Court Opinion

ID: 8221080
Source: CourtListenerOpinion
Date Created: 2022-10-15 06:23:36.376165+00
Date Added: 2024-06-11T16:42:31.143186
License: Public Domain

COURTNEY HUDSON GOODSON, Associate Justice *280Pursuant to the state Freedom of Information Act, petitioner Ricky Lee Scott brings this pro se motion seeking a copy at public expense of certain written material on file with this court. In 1998, a jury found Scott guilty of murder in the first degree and sentenced him to life imprisonment. We affirmed. Scott v. State , 337 Ark. 320, 989 S.W.2d 891 (1999). Following affirmance of the judgment, Scott filed in this court four petitions requesting that jurisdiction be reinvested in the trial court to consider a petition for writ of error coram nobis in the case. The petitions were denied.1 Scott now asks to be provided with a copy of the four coram nobis petitions that he filed without requiring him to remit the standard photocopying fee charged by our clerk's office. Scott appended an affidavit of indigency to his motion.The Freedom of Information Act (FOIA), codified as Arkansas Code Annotated sections 25-19-101 to -111 (Supp. 2017), does not require a court to provide photocopies at public expense. Likewise, indigency alone does not entitle a petitioner to photocopies at public expense. See Geatches v. State , 2016 Ark. 452, 505 S.W.3d 691.To be entitled to copies at public expense, a petitioner must demonstrate a compelling need for the copies as documentary evidence to support an allegation contained in a timely petition for postconviction relief. Moore v. State, 324 Ark. 453, 921 S.W.2d 606 (1996) (per curiam). Scott has cited no postconviction remedy available to him and has otherwise made no showing of compelling need. If there is indeed a remedy available, he has not demonstrated that there is any particular issue that he cannot adequately raise to the court without access to the material he seeks.

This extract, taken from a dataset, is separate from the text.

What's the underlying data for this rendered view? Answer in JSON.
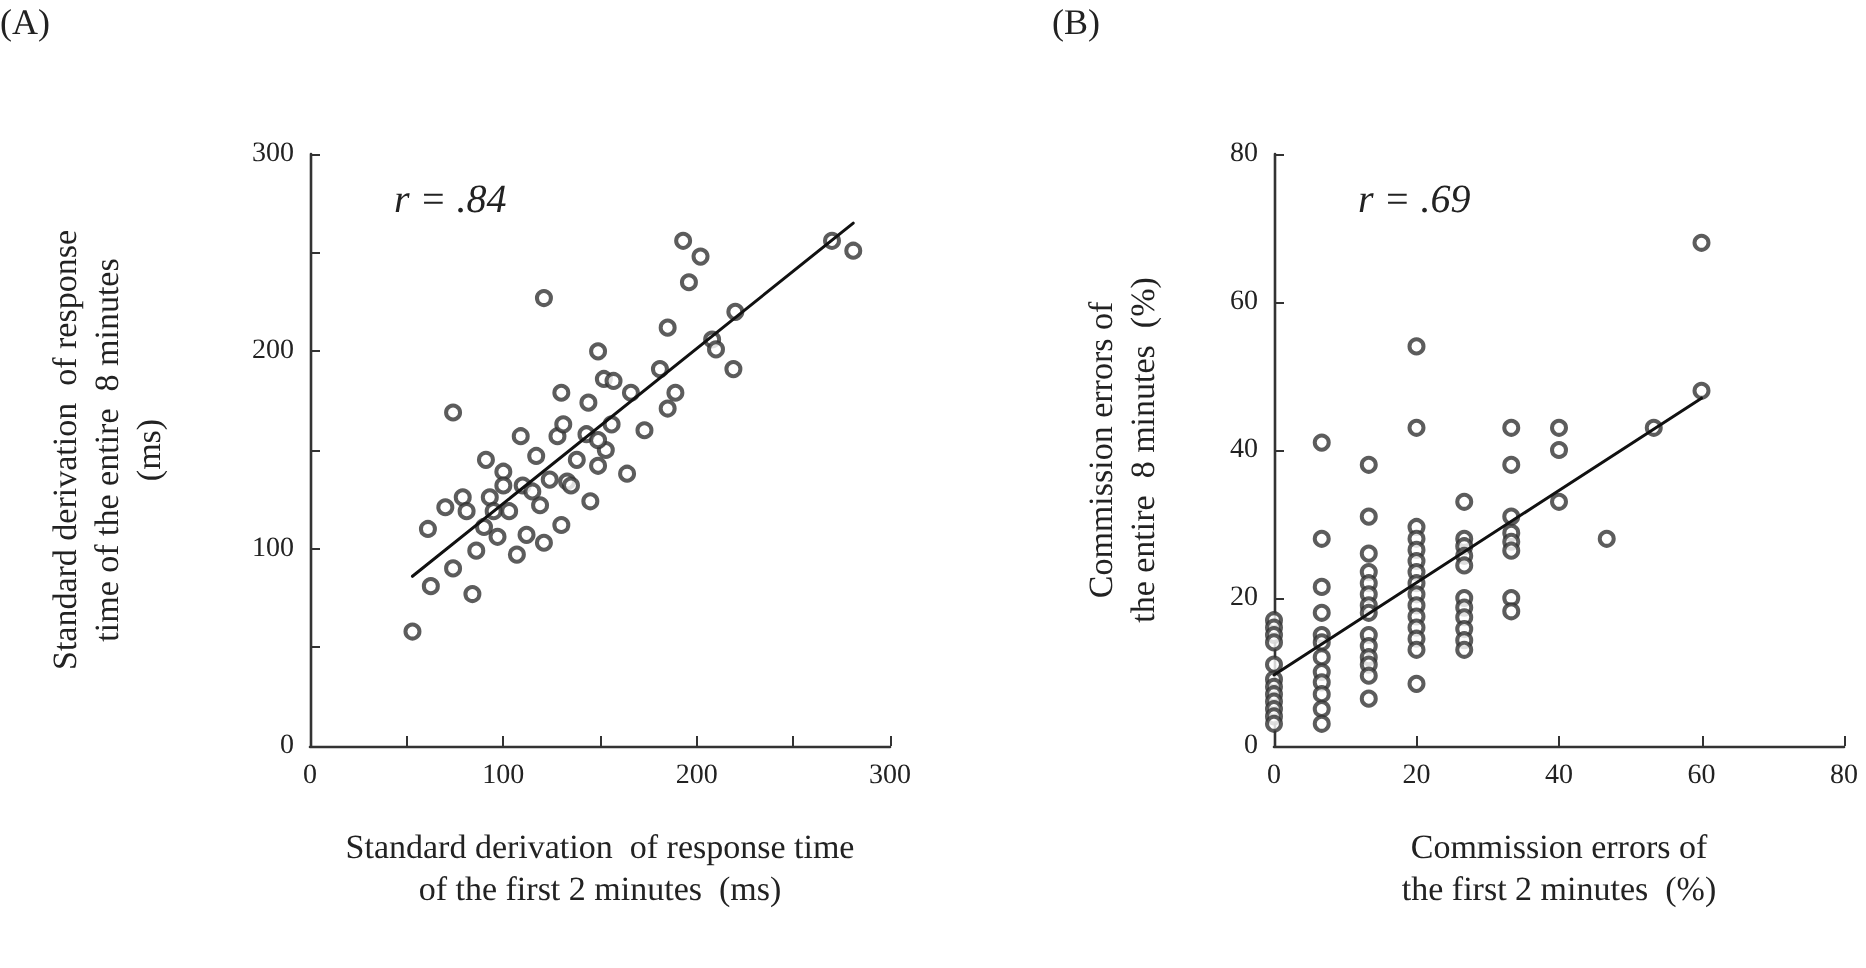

Accordingly, Scott has failed to show that copies of the coram nobis petitions should be provided to him at no cost.It should be noted that when material has been placed on file with either this court or the court of appeals, the material remains permanently on file with the clerk. Persons may review the material in the clerk's office and photocopy all or portions of it. An incarcerated person desiring a photocopy of material on file with the clerk may write this court, remit the photocopying fee, and request that the copy be mailed to the prison. Id. All persons must bear the cost of photocopying unless this court has granted a motion for a copy of the requested material at public expense.Motion denied.